The hope is that some evidence of the 1264 conflict will be uncovered.
Alongside the survey, which has been carefully planned over the last 18 months in partnership with the landowners Lewes District Council, there will be an information area about what the archaeologists are doing.
Members of the public are warmly invited to come and see some medieval artefacts and to learn more about the battle, which will be celebrating its 750th anniversary next year. Excitingly, there will also be an opportunity to see some of the the real finds from the survey as they are uncovered by the team.
So is the Lewes battlefield likely to turn out to be where we think it is?
“We already know that most of the fighting didn’t happen high up on the downs where it’s marked on old Ordnance Survey maps,” said Luke. “In fact accounts from the time indicate it took place mainly on the western side of the town, with very heavy fighting near St Anne’s Church.
“But despite all the building work that’s gone on in this area over the years, we have never found a single piece of definitive archaeological evidence that the battle was ever fought here.
“We will be lucky if we find one thing that gives us that firm evidence. It will be like finding a needle in a haystack.”
Stephanie said: “What we’re hoping for is that some of the metalwork they wore – tiny horse decorations or belt studs – got whipped off as they raced down the hill.
“We may also find arrowheads or rowels from spurs.

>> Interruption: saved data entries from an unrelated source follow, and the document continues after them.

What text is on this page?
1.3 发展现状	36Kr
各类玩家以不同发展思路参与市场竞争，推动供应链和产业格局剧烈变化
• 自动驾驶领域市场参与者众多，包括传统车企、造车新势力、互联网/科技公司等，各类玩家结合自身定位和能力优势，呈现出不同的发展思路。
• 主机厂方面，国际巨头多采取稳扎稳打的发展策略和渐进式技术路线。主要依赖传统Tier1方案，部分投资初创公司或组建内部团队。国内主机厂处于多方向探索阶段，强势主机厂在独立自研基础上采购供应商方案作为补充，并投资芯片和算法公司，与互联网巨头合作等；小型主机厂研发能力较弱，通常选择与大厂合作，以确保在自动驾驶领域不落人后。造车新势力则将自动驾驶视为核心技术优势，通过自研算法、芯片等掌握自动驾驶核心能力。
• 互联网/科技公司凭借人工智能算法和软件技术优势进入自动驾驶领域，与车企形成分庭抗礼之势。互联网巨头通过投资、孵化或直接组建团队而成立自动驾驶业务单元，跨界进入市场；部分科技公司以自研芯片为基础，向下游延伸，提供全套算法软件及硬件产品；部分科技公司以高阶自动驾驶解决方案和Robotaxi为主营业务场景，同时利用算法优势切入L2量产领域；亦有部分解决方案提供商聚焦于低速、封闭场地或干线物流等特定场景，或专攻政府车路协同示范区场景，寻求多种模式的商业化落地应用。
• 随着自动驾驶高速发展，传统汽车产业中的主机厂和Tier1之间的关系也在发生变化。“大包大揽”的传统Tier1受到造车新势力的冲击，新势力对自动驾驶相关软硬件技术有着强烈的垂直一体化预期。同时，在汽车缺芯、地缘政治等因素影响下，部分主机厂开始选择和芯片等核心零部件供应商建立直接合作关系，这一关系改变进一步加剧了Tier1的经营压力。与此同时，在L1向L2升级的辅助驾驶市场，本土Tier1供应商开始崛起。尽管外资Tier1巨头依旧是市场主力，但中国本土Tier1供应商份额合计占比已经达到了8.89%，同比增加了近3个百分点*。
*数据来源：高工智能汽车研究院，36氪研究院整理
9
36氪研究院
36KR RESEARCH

If something like this turns up it will be very exciting.”
However the operation will be watched over very carefully by the Lewes Ranger, Dan Ross, to ensure that none of the wildlife on Landport Bottom is disturbed.
“Dan has been incredibly supportive in helping us research and test a methodology which will ensure that there is no damage done to this important grassland,” said Luke.
The survey, which has been jointly funded by the Heritage Lottery Fund, Lewes District Council and a Margary Grant from Sussex Archaeological Society, will take place on May 14 – the anniversary of the battle 749 years ago – and then from May 17–20.
Tours of the battlefield site, telling its whole story from Bronze Age times to the present day, will be available on May 17 and 18 at 11am and 2.30pm, starting from the foot of the racecourse access road. Further details can be found on www.sussexpast.co.uk/events
Visitors to the survey on May 19 can also enjoy a fun day at Lewes Castle where there will be a range of activities for all the family including hands-on archaeology and a chance to meet the Castle’s Knight in Residence.